Non-lethal weapons have the potential to be used in the same way as lethal weapons - namely using force to prevent someone from harming you. But they can also do something that lethal weapons cannot - they can be used for what is effectively torture: the inflicting of serious pain for very minor reasons. Lethal weapons cannot be used this way because shooting or stabbing someone has a very severe, permanent, and noticeable effect.
Officers or soldiers who shoot someone have a lot of explaining to do. There is an identifiable wound, a permanent harm done to them, and because it's easier to hold someone accountable for shooting someone, officers and soliders are much more reserved and judicious in their use of lethal weapons. By contrast, non-lethal weapons are used essentially at a whim, because the perceived severity of their action is both to themselves and the public eye, much lower.
Non-lethal pain-inducing weapons are torture - there's simply no way around it. There are undeniably certain circumstances when torture is preferable to execution, but we must think very carefully about how and where we introduce tools of torture to be used by our military and police - their use must be taken every bit as seriously as lethal weapons.
Re:Useful Against Insurgencies (Score:3, Insightful)
Cold-hearted armed and armored U.S. troops in armored vehicles cooking screaming Arab children with a heat ray.
Brilliant.
Re:I hate vultures. (Score:3, Insightful)

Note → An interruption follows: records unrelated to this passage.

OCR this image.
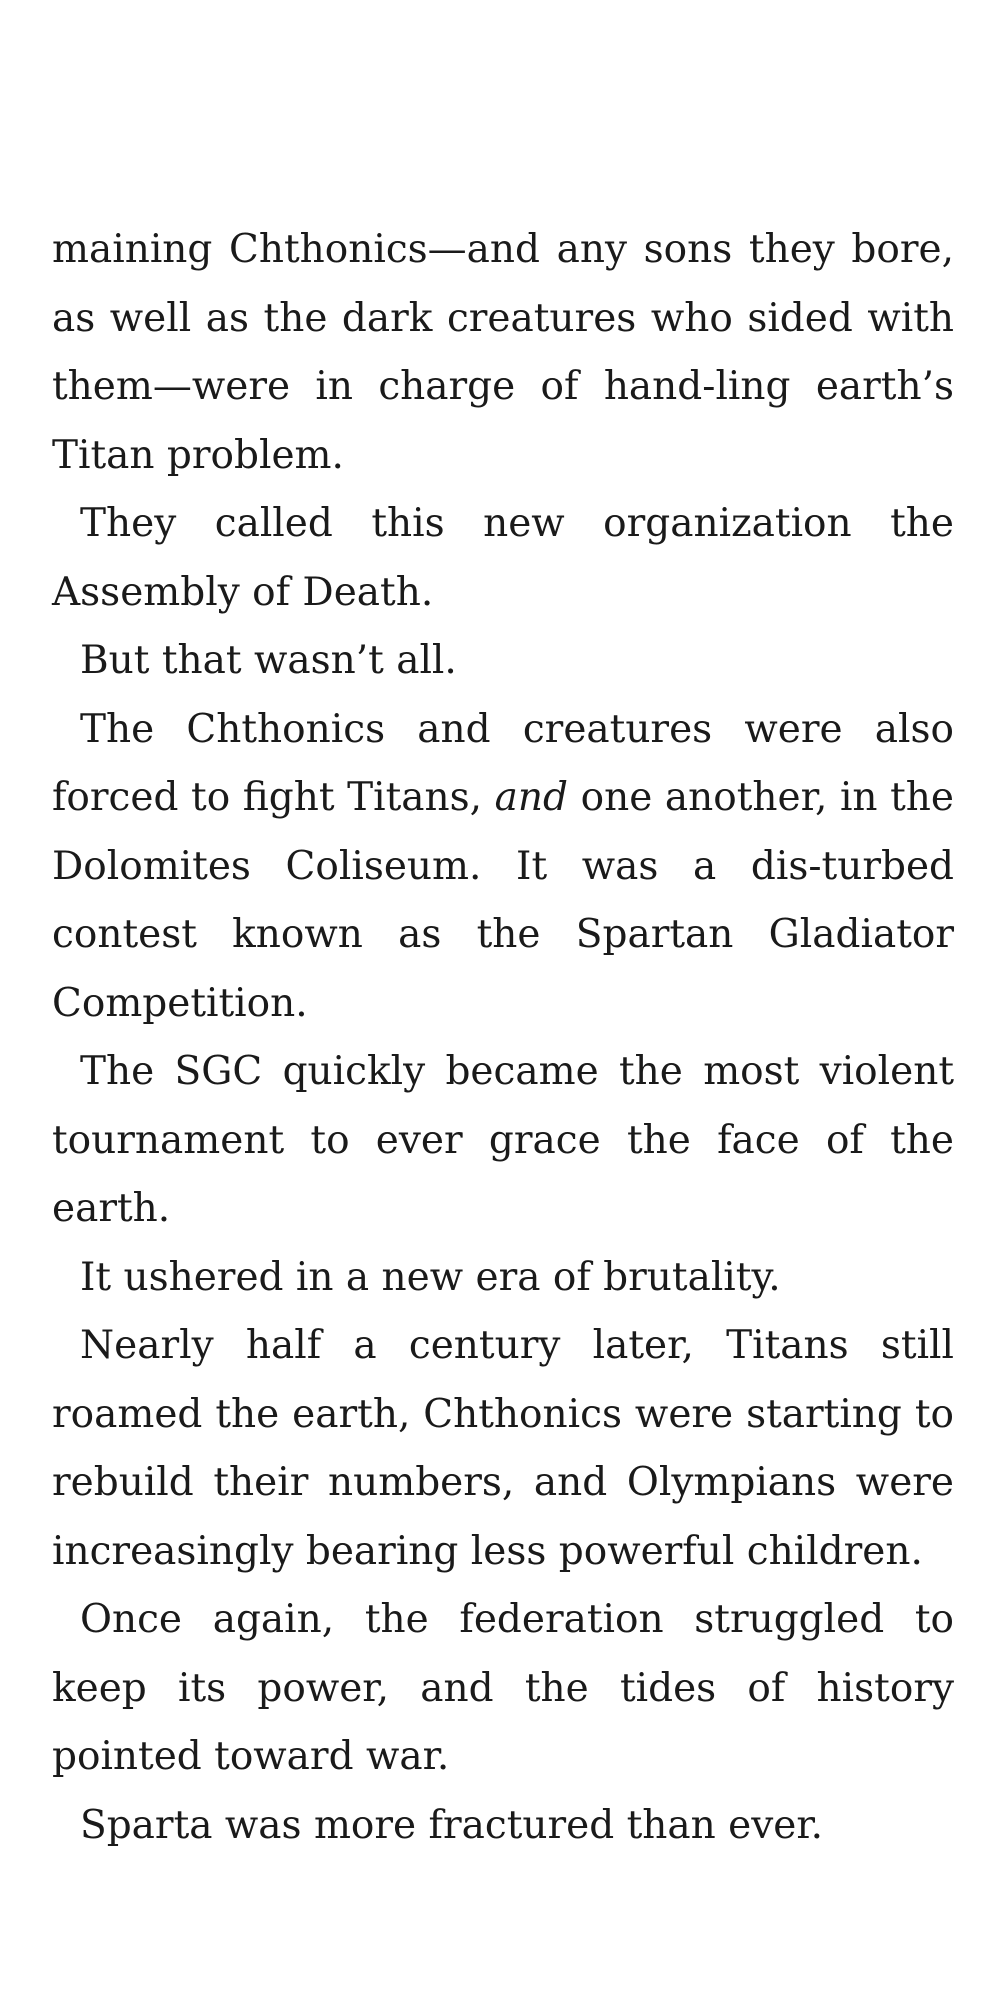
maining Chthonics—and any sons they bore, as well as the dark creatures who sided with them—were in charge of hand-ling earth’s Titan problem.

They called this new organization the Assembly of Death.

But that wasn’t all.

The Chthonics and creatures were also forced to fight Titans, and one another, in the Dolomites Coliseum. It was a dis-turbed contest known as the Spartan Gladiator Competition.

The SGC quickly became the most violent tournament to ever grace the face of the earth.

It ushered in a new era of brutality.

Nearly half a century later, Titans still roamed the earth, Chthonics were starting to rebuild their numbers, and Olympians were increasingly bearing less powerful children.

Once again, the federation struggled to keep its power, and the tides of history pointed toward war.

Sparta was more fractured than ever.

That's what I see this being used for. Gov't doesn't like
a). What they're protesting about (IE the protesters are right, the gov't knows it, and doesn't want the word to spread)
b). How many people are involved (same fear as above, word could spread)

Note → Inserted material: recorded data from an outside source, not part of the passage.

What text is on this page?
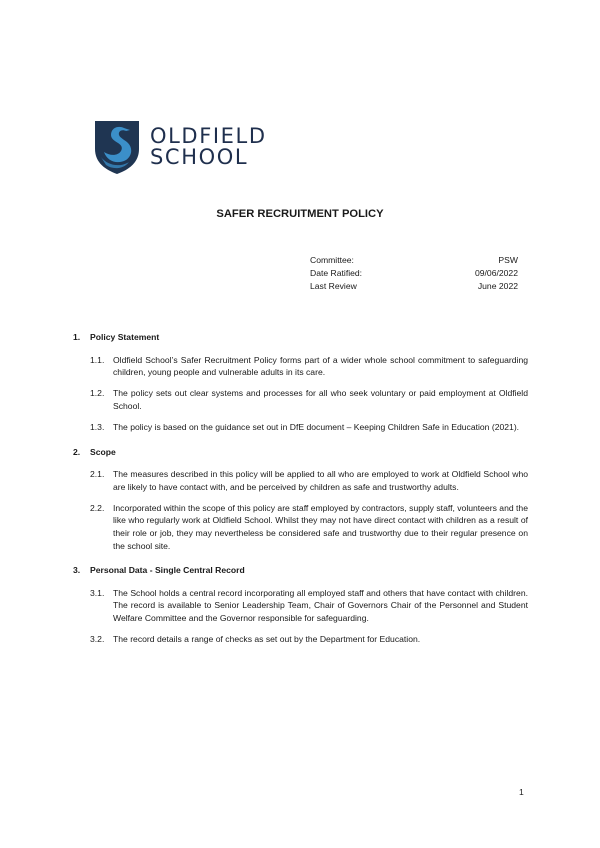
OLDFIELD
SCHOOL
SAFER RECRUITMENT POLICY
Committee:	PSW
Date Ratified:	09/06/2022
Last Review	June 2022
1.	Policy Statement
1.1.	Oldfield School’s Safer Recruitment Policy forms part of a wider whole school commitment to safeguarding children, young people and vulnerable adults in its care.
1.2.	The policy sets out clear systems and processes for all who seek voluntary or paid employment at Oldfield School.
1.3.	The policy is based on the guidance set out in DfE document – Keeping Children Safe in Education (2021).
2.	Scope
2.1.	The measures described in this policy will be applied to all who are employed to work at Oldfield School who are likely to have contact with, and be perceived by children as safe and trustworthy adults.
2.2.	Incorporated within the scope of this policy are staff employed by contractors, supply staff, volunteers and the like who regularly work at Oldfield School. Whilst they may not have direct contact with children as a result of their role or job, they may nevertheless be considered safe and trustworthy due to their regular presence on the school site.
3.	Personal Data - Single Central Record
3.1.	The School holds a central record incorporating all employed staff and others that have contact with children. The record is available to Senior Leadership Team, Chair of Governors Chair of the Personnel and Student Welfare Committee and the Governor responsible for safeguarding.
3.2.	The record details a range of checks as set out by the Department for Education.
1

So just use a non-lethal weapon that leaves no mark to get rid of the people with no consequences!
That's the issue here, there's a much smaller barrier to disbanding legal protesting than there was before existence of this weapon.
Re:I agree (Score:4, Insightful)
What will we see with this new weapon? When the crowd in the 'free speech zone' starts getting more vocal than you like, in the old day's you'de just have to have put up with it. Today you can just shoot them with a heat ray until they quieten down and hey! it's non-lethal so it doesn't matter!
...and if your friends die? (Score:3, Insightful)
If sectarian violence and civil war is inevitable, why waste the lives of our service men just to postpone it a little longer?
Re:I hate vultures. (Score:5, Insightful)
As standard-issues police/MP armaments? FUCK YES I OBJECT. We're not talking about a generic "tool", we're talking about something specifically designed to be a weapon, given to the police for that express puprose. If a cop was caught walking around with a bar of soap in a sock, there might be some questions asked. But his microwave torture device? He's supposed to have that.
There'll be plenty of other posts on the subject, just like there were in the last article on this weapon, but I'll say it again: The difference between a lethal and non-lethal weapon is not just that you'd rather have the non-lethal weapon used on you, it's also that the police are vastly more likely to use the non-lethal weapon on you!
Especially a weapon that leaves no marks, and thus no proof after the fact that the weapon was in fact used. You don't think that'll be used more recklessly by police than their sidearm any use of which requires extensive justification and accounting for every shot fired? "Huh, those protestors said we used our microwave pain rays? They're lying! Just like they're lying about the first guy to throw a rock being a plain-clothes cop!"
This isn't someone re-purposing a bar of soap and a gym sock as a torture device -- which, if a cop was found walking around with and using, would cause some questions to be asked. This tool's benefit is the same as its downside.